Patients are asked to fill out a questionnaire before their first consultation, and then at six, 12 and 18 months after their treatment. The initial questionnaire is compared with data from other patients to identify patterns and suggest possible diagnoses.
“Diagnostically, it’s not a one-to-one relationship between the areas of pain and the causes, but there are certain patterns that correlate very well,” explains Dr Verrills. “For example, we’ve seen that where patients pinpoint the dimples in their lower back, there is about a 65 percent chance that the root cause of the problem lies in their sacroiliac joints. Other patterns indicate other causes and suggest possible treatments, and we are able to route patients to the most appropriate specialists for a full diagnosis.”
Boosting the follow-up rate
The follow-up questionnaires are used to assess the effectiveness of the treatment over time, which is critical both for the ongoing care of individual patients and for the many research projects that the Clinic is engaged in. Since the questionnaires are quick and easy to complete, and can be accessed either at the Clinic or via the internet from a patient’s home PC, completion rates are much higher than with the old paper-based system.
“We’re now averaging 85 percent for our follow-up rate, which is excellent,” says Adele Barnard. “In several high-profile studies, we have even achieved 100 percent follow-up, which is almost unheard-of. This gives the results of our research much more weight, because we aren’t missing any results that might be significant.”
Dr Verrills adds: “We have recently published the results of a major clinical study in the peer-reviewed journal, Pain Medicine. The study focused on peripheral nerve field stimulation in the treatment of chronic craniofacial, thoracic, lumbosacral, abdominal, pelvic and groin pain. We were able to provide the results of 100 consecutive cases where we’d used these implants, and we showed that in the vast majority of cases the treatment had been very successful. Our data could help to get these implants licensed for wider use, which could potentially benefit thousands of patients worldwide.”
Looking to the future
In the near future, Clinical Intelligence will roll out a new web portal that will enable physicians to access and analyse the questionnaire data in real time – even while they are in consultation with a patient. The ability to directly interrogate the data and find patterns should enable even more accurate diagnoses, as well as helping doctors communicate more effectively about possible treatments and outcomes.

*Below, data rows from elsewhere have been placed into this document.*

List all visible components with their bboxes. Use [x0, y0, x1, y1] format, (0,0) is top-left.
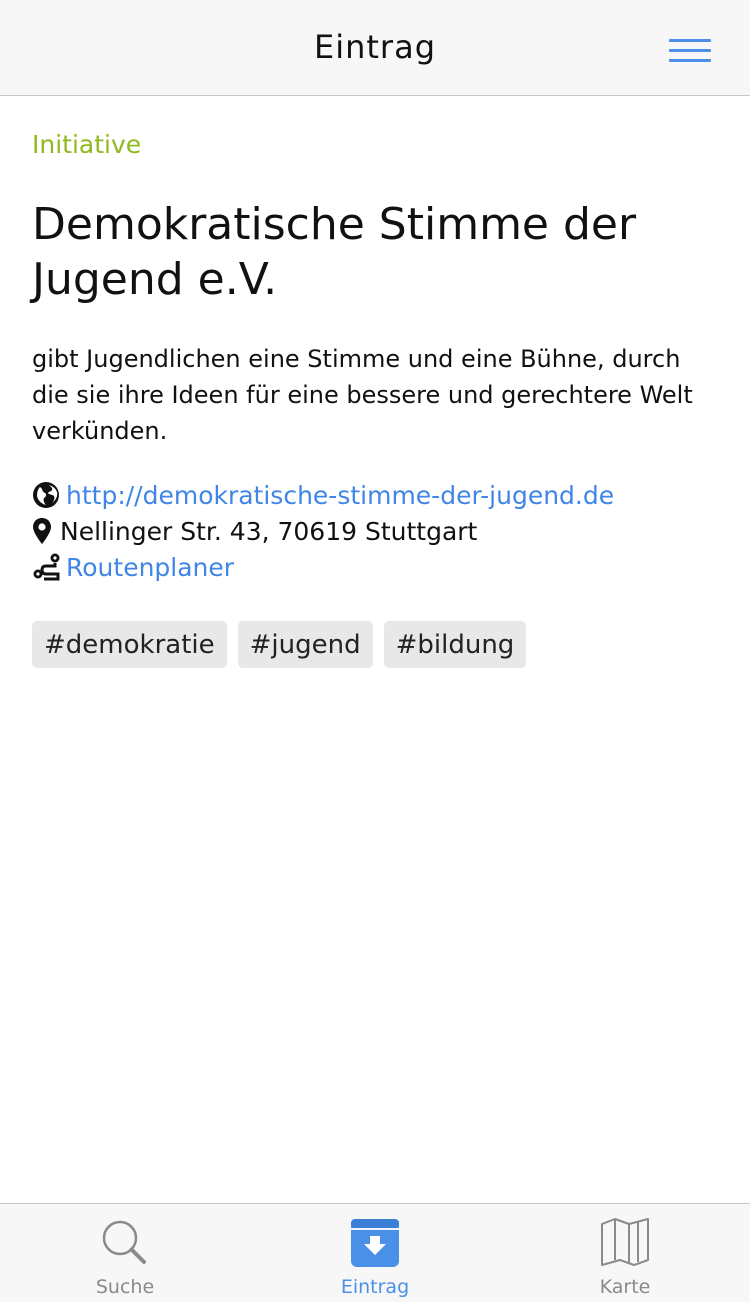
route-row: Routenplaner [32, 549, 722, 585]
tag-chip[interactable]: #bildung [383, 621, 527, 668]
map-icon [598, 1216, 652, 1270]
entry-description: gibt Jugendlichen eine Stimme und eine B… [32, 345, 693, 445]
address-row: Nellinger Str. 43, 70619 Stuttgart [32, 513, 722, 549]
app-screen: Eintrag Initiative Demokratische Stimme … [0, 0, 750, 1302]
route-planner-link[interactable]: Routenplaner [66, 553, 234, 582]
map-marker-icon [32, 513, 60, 549]
address-text: Nellinger Str. 43, 70619 Stuttgart [60, 516, 478, 546]
tab-karte[interactable]: Karte [500, 1204, 750, 1302]
bottom-tab-bar: Suche Eintrag Karte [0, 1203, 750, 1302]
entry-detail: Initiative Demokratische Stimme der Juge… [32, 96, 722, 668]
website-row: http://demokratische-stimme-der-jugend.d… [32, 477, 722, 513]
route-icon [32, 549, 66, 585]
entry-title: Demokratische Stimme der Jugend e.V. [32, 199, 637, 305]
tab-suche[interactable]: Suche [0, 1204, 250, 1302]
tag-chip[interactable]: #jugend [237, 621, 373, 668]
tab-eintrag-label: Eintrag [340, 1276, 410, 1298]
tab-eintrag[interactable]: Eintrag [250, 1204, 500, 1302]
website-link[interactable]: http://demokratische-stimme-der-jugend.d… [66, 481, 614, 510]
top-navigation-bar: Eintrag [0, 0, 750, 96]
entry-category: Initiative [32, 130, 142, 159]
entry-archive-icon [348, 1216, 402, 1270]
tab-karte-label: Karte [599, 1276, 651, 1298]
search-icon [98, 1216, 152, 1270]
page-title: Eintrag [313, 28, 436, 66]
tag-list: #demokratie #jugend #bildung [32, 621, 722, 668]
entry-contact-info: http://demokratische-stimme-der-jugend.d… [32, 477, 722, 585]
hamburger-menu-icon[interactable] [664, 34, 716, 68]
tab-suche-label: Suche [95, 1276, 155, 1298]
globe-icon [32, 477, 66, 513]
tag-chip[interactable]: #demokratie [32, 621, 227, 668]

“One thing we’re hoping to be able to do is take a more predictive approach to the possible outcomes of different types of treatment,” says Dr Verrills. “The model’s there: if we can look at the pain pattern in an initial questionnaire and compare it to similar previous cases, we could then look at the different treatments used in those cases and how effective they were. Then we could potentially give the patient some idea of the possible treatment options and their likely outcomes. It’s what doctors do all the time: the difference is that we’d be basing our advice on hard numbers, not just anecdotal evidence. This is really exciting, and could be a potential game-changer for the whole healthcare sector.”